# Transcribe
> Convert spoken audio to text with optional speaker diarization and audio event tagging.

## Overview

The Transcribe node uses ElevenLabs Speech-to-Text to convert audio into a text transcript. It supports automatic language detection or explicit language selection, speaker diarization (identifying who said what), and audio event tagging (labeling non-speech sounds like music, laughter, or applause). The output includes the full transcript text as well as per-segment results with timestamps.

## Configuration

| Field | Type | Default | Description |
|-------|------|---------|-------------|
| Provider | `TranscribeProvider` | `"elevenlabs-stt"` | Transcription engine |
| Language | `string` | `"auto"` | Language code for the audio, or "auto" for automatic detection. Supports 20+ languages |
| Speaker Diarization | `boolean` | `false` | When enabled, identifies and labels different speakers in the transcript |
| Tag Audio Events | `boolean` | `false` | When enabled, annotates non-speech audio events (music, laughter, applause, etc.) in the transcript |

## Inputs & Outputs

- **Input**: `in` -- audio file to transcribe
- **Output**: `text` -- full transcript text string

### Output Details

The node produces both a simple text output and structured result data:

| Field | Type | Description |
|-------|------|-------------|
| generatedText | `string` | The full transcript as plain text |
| generatedResults | `array` | Array of result objects, each containing `text`, `language`, `jobId`, and `timestamp` |

When Speaker Diarization is enabled, the transcript includes speaker labels (e.g., "Speaker 1:", "Speaker 2:") before each segment.
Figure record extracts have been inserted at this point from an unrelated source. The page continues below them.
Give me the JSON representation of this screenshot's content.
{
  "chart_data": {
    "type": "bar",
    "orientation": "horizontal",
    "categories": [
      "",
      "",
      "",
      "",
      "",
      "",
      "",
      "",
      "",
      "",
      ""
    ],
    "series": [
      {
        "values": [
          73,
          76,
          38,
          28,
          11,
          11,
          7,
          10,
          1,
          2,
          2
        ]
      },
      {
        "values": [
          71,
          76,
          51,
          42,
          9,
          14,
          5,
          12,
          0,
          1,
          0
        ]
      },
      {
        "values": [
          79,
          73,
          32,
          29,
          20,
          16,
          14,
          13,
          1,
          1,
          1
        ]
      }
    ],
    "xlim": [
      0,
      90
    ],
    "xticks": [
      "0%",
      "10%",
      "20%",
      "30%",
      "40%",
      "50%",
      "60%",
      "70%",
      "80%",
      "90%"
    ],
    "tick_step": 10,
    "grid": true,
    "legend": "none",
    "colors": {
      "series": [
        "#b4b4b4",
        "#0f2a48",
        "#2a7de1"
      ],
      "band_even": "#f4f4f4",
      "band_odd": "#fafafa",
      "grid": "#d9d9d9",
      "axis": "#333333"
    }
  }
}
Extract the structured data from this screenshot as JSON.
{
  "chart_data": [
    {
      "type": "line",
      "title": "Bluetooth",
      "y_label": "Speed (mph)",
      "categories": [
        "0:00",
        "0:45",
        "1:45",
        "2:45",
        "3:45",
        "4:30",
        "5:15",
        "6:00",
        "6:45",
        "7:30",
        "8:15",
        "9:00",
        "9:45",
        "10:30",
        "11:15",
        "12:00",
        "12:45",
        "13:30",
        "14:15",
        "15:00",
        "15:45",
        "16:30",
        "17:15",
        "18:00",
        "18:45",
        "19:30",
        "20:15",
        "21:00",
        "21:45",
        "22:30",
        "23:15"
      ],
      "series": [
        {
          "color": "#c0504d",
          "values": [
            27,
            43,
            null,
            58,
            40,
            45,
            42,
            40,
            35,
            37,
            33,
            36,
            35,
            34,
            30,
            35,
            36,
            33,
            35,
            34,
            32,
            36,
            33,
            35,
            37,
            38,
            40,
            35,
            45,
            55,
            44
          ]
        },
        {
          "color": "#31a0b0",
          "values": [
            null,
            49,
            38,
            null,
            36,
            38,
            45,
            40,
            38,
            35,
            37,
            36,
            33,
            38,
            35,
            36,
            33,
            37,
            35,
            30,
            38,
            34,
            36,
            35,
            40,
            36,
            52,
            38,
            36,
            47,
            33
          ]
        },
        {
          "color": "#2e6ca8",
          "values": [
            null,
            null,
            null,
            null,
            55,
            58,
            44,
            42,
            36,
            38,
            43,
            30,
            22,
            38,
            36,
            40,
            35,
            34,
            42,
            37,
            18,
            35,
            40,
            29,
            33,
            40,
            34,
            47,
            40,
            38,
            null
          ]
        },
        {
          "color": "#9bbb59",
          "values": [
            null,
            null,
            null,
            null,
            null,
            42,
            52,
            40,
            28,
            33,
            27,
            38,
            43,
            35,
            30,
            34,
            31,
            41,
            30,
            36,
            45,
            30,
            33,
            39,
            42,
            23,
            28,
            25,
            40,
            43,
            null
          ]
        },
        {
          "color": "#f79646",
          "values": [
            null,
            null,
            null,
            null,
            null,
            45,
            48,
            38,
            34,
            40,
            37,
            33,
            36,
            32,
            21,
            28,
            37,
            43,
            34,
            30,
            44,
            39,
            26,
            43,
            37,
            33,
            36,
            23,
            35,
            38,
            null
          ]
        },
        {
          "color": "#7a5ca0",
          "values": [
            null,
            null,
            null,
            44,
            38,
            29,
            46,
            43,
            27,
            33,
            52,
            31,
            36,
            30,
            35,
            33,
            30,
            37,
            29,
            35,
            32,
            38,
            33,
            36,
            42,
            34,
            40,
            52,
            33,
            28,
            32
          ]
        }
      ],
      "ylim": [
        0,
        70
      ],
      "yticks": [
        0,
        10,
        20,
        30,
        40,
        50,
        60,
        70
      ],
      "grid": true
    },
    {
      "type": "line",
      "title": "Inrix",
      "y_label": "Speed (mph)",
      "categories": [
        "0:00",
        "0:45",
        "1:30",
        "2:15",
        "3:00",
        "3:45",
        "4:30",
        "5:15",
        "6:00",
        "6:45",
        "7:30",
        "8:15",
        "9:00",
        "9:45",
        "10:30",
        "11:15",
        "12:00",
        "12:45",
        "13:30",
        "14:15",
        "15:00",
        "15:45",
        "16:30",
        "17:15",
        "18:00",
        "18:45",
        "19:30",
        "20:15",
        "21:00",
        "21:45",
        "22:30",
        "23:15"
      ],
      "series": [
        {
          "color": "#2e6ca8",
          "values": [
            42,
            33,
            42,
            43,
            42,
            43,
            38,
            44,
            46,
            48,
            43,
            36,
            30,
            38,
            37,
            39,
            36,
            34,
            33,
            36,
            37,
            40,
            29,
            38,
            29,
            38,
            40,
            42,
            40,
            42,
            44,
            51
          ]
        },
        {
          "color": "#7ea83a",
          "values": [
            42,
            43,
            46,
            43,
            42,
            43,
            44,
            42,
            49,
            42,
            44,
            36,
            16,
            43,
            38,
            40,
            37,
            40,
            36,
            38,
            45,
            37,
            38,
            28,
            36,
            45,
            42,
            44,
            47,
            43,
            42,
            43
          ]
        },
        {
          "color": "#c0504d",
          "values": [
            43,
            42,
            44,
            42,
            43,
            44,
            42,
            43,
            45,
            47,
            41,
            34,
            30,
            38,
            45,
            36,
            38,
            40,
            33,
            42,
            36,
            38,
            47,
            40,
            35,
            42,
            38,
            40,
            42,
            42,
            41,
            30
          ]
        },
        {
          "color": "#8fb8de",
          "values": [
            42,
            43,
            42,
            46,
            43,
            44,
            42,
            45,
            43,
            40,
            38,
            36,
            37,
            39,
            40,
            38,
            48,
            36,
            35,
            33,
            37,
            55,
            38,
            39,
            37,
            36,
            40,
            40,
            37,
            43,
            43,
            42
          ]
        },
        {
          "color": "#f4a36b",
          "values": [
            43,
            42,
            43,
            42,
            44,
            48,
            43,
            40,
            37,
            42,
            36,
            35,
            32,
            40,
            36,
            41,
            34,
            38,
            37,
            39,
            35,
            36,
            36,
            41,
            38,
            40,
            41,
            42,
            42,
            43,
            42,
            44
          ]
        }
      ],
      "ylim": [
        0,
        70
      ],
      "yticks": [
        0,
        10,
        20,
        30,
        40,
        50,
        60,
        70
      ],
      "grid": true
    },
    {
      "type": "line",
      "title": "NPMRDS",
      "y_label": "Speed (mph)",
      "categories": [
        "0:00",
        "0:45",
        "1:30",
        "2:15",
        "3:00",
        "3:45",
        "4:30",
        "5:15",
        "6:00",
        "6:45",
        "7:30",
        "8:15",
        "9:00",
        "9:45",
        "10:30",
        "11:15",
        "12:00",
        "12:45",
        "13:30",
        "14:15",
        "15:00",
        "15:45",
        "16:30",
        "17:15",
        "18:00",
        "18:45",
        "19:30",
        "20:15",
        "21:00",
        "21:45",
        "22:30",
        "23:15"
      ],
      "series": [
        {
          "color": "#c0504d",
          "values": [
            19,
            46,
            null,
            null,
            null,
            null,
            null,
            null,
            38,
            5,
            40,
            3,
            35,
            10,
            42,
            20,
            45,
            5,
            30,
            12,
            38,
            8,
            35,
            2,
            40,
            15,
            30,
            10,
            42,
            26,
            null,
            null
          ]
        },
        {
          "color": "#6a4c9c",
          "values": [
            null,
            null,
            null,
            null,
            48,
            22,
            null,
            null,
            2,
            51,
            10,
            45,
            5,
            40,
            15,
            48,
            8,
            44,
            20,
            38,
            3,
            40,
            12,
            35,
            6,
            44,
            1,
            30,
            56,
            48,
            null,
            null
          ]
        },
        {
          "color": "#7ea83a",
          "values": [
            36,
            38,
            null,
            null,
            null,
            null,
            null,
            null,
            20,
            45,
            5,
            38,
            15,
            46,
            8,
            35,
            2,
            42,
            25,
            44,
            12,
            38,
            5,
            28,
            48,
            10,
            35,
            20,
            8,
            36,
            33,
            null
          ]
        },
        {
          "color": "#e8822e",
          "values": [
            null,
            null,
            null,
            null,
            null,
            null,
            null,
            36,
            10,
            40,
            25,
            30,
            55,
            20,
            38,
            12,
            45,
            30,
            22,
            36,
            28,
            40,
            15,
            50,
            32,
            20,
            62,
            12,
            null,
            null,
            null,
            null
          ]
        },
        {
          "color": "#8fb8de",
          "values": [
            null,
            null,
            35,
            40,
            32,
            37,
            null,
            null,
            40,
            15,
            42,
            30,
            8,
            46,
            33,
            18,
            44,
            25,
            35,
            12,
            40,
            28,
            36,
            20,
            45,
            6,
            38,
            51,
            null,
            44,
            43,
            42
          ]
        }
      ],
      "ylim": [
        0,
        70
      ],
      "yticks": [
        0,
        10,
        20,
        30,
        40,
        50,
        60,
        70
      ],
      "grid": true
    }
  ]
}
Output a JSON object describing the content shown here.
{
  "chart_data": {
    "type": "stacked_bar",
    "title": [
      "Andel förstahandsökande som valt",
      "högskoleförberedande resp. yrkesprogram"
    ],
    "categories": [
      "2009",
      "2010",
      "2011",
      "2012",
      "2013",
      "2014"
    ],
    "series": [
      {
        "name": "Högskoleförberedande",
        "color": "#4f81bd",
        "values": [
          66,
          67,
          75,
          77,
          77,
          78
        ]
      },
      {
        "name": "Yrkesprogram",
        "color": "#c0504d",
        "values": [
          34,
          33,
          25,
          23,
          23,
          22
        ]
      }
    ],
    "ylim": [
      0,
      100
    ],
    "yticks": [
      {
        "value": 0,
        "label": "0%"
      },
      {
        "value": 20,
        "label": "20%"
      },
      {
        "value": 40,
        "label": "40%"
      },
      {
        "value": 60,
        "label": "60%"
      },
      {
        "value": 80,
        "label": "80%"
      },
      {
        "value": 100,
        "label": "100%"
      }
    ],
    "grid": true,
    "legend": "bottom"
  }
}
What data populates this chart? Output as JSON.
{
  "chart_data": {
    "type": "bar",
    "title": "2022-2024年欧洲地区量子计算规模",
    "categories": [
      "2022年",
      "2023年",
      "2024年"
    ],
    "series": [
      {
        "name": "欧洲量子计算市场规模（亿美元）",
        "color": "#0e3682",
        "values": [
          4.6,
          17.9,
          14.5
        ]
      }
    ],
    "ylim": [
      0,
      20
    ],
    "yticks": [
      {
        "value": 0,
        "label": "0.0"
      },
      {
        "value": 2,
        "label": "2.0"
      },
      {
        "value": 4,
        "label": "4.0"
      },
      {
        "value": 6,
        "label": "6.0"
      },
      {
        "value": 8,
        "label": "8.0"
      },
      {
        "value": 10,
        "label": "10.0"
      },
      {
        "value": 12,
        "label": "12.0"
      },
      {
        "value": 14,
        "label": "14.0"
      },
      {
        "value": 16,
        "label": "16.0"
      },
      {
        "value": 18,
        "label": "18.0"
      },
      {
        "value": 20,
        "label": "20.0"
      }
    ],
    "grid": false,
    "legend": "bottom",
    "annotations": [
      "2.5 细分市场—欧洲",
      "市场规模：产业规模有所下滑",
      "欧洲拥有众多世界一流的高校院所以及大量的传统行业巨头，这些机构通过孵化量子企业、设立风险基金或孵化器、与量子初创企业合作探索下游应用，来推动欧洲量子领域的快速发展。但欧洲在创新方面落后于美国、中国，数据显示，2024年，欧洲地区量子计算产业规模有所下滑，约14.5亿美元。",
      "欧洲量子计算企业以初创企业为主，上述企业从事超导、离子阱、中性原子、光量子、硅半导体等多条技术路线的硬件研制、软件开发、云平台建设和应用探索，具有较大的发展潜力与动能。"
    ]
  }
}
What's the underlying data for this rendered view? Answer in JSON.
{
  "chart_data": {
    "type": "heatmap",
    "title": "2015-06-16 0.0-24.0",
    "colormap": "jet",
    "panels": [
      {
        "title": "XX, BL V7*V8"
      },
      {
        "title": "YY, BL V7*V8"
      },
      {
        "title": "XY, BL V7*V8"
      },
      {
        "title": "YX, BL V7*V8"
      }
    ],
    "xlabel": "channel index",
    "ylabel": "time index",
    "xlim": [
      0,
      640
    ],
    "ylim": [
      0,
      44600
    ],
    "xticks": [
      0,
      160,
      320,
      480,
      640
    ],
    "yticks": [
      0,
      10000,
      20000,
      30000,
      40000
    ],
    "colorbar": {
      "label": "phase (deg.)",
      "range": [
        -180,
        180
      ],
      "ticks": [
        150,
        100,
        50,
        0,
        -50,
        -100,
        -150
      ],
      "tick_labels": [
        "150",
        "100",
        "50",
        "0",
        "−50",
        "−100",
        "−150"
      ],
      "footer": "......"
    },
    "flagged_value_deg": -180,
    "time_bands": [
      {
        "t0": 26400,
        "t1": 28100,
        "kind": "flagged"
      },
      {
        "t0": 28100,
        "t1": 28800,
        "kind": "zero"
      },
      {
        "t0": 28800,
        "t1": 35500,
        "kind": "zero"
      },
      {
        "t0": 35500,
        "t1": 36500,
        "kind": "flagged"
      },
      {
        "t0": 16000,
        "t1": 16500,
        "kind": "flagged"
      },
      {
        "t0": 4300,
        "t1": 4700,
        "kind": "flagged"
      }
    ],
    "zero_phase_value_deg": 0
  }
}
When Tag Audio Events is enabled, non-speech sounds are annotated inline (e.g., "[music]", "[laughter]").
## Best Practices

- Use auto-detect for language unless you know the audio is in a specific language. Explicit language selection can improve accuracy for languages that sound similar.
- Enable Speaker Diarization when the audio contains multiple speakers (interviews, meetings, podcasts) to get labeled segments.
- Enable Tag Audio Events when the audio context matters (e.g., transcribing a video where background sounds are relevant to understanding).
- For best accuracy, use clean audio. Consider running the Voice Extractor node upstream if the source has significant background noise.
- Shorter audio segments transcribe more reliably. For very long audio, consider splitting into segments first.

## Common Use Cases

- Transcribing interview or podcast audio for written content
- Generating subtitles and captions from video audio tracks
- Converting voice memos or meeting recordings to text
- Creating searchable text archives from audio libraries
- Feeding transcripts into downstream AI nodes for summarization or analysis

## Tips

- The output connects to any text-consuming node. Common downstream connections include Generate Text (for summarization), Combine Text (for assembly), and Add Captions (for subtitle generation).
- Speaker diarization and audio event tagging are independent options -- you can enable one, both, or neither.
- The transcription is processed asynchronously via the backend worker queue. Progress is shown in the node during execution.
- Language auto-detection works across the full set of supported languages. The explicit language dropdown provides 20+ language options matching the ElevenLabs STT model's capabilities.
- For word-level timestamps (rather than segment-level), use the Forced Alignment node with the transcript output of this node.